De voorzieningenrechter concludeerde dat de gemeente het achtererfgebied en bebouwingsgebied onjuist had vastgesteld. De rechter oordeelde dat zowel de commissie voor de bezwaarschriften als het college van burgemeester en wethouders de juiste weergave van het achtererfgebied hadden miskend. De voorzieningenrechter vernietigde het bestreden besluit en droeg de gemeente op om opnieuw op bezwaar te beslissen, rekening houdend met de overwegingen in deze uitspraak. Tevens werd het primaire besluit geschorst totdat er opnieuw op bezwaar was beslist. De voorzieningenrechter verklaarde het beroep gegrond en wees het verzoek om voorlopige voorziening toe, waarbij de gemeente werd opgedragen het door verzoeker betaalde griffierecht te vergoeden.

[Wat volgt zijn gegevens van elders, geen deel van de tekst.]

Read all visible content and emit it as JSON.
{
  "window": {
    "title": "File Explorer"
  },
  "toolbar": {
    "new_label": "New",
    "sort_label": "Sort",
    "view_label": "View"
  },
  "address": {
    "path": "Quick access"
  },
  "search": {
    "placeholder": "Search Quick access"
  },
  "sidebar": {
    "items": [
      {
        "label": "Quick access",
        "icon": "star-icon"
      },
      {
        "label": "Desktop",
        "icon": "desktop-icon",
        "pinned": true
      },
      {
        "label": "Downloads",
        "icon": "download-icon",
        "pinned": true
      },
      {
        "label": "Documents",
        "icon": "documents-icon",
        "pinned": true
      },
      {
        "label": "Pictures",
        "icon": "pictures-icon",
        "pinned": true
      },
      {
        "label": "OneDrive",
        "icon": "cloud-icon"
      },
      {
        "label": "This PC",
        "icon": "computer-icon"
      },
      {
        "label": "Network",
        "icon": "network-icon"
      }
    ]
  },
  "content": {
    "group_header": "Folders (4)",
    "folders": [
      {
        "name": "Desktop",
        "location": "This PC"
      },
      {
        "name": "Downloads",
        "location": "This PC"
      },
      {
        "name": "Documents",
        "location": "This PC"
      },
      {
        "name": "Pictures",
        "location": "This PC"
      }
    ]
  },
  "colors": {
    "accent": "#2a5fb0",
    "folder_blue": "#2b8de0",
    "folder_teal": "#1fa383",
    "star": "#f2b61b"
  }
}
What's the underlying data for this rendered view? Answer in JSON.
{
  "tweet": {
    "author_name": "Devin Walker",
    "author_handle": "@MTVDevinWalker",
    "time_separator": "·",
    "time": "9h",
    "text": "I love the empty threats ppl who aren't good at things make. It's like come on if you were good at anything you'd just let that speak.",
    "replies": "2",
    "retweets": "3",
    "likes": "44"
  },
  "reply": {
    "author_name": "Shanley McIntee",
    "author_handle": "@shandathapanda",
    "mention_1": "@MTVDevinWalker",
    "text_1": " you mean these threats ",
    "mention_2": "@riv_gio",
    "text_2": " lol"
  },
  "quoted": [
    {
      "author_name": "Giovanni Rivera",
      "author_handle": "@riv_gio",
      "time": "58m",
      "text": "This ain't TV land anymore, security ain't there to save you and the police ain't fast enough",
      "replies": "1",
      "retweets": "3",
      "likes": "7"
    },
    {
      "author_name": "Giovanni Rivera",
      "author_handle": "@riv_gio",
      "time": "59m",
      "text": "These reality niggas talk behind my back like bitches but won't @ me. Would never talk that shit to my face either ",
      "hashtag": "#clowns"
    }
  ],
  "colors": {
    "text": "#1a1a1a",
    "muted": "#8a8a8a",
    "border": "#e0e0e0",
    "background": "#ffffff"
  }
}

Deze uitspraak benadrukt het belang van een zorgvuldige beoordeling van de ruimtelijke ordening en de rol van bijgebouwen in de context van omgevingsvergunningen.

Uitspraak

RECHTBANK OOST-BRABANT

Zittingsplaats 's-Hertogenbosch
Bestuursrecht
Zaaknummer: SHE 16/2572 en SHE 16/2623
Uitspraak van de voorzieningenrechter van 14 oktober 2016 op het verzoek om voorlopige voorziening in de zaak tussen

[verzoeker] , te [woonplaats] , verzoeker

en
het college van burgemeester en wethouders van de gemeente Eindhoven, verweerder
(gemachtigde: M.L.M. Lammerschop).

Procesverloop

Bij besluit van 19 januari 2016 (het primaire besluit) heeft verweerder verzoeker gelast binnen 8 weken na verzending van het besluit de overtreding op het perceel [adres] te beëindigen. Indien niet tijdig aan de lastgeving is voldaan verbeurt verzoeker een dwangsom van € 1.000,00 per week dat de overtreding voortduurt met een maximum van € 10.000,00. Verweerder heeft verzoeker tevens gelast binnen 8 weken na verzending van het besluit de op het perceel [adres] gestalde auto's uit de voortuin te verwijderen.
Bij besluit van 11 augustus 2016 (het bestreden besluit) heeft verweerder het bezwaar van verzoeker gegrond verklaard. Daarbij heeft verweerder de motivering dat voor het bijgebouw een omgevingsvergunning voor de activiteit bouwen noodzakelijk is aangepast en de last onder dwangsom met betrekking tot het stallen van auto's ingetrokken.
Verzoeker heeft tegen het bestreden besluit beroep ingesteld (SHE 16/2623) en de voorzieningenrechter verzocht om een voorlopige voorziening te treffen (SHE 16/2572).
Bij fax van 29 augustus 2016 heeft verweerder zich bereid verklaard de begunstigingstermijn ter verlengen tot 2 weken nadat op het verzoek om een voorlopige voorziening uitspraak is gedaan.
Het onderzoek ter zitting heeft plaatsgevonden op 20 september 2016. Verzoeker is verschenen in persoon. Verweerder heeft zich laten vertegenwoordigen door zijn gemachtigde.

Overwegingen

1. Na afloop van de zitting is de voorzieningenrechter tot de conclusie gekomen dat nader onderzoek niet kan bijdragen aan de beoordeling van de zaak. De voorzieningenrechter doet daarom op grond van artikel 8:86 van de Algemene wet bestuursrecht (Awb) niet alleen uitspraak op het verzoek om voorlopige voorziening, maar ook op het beroep.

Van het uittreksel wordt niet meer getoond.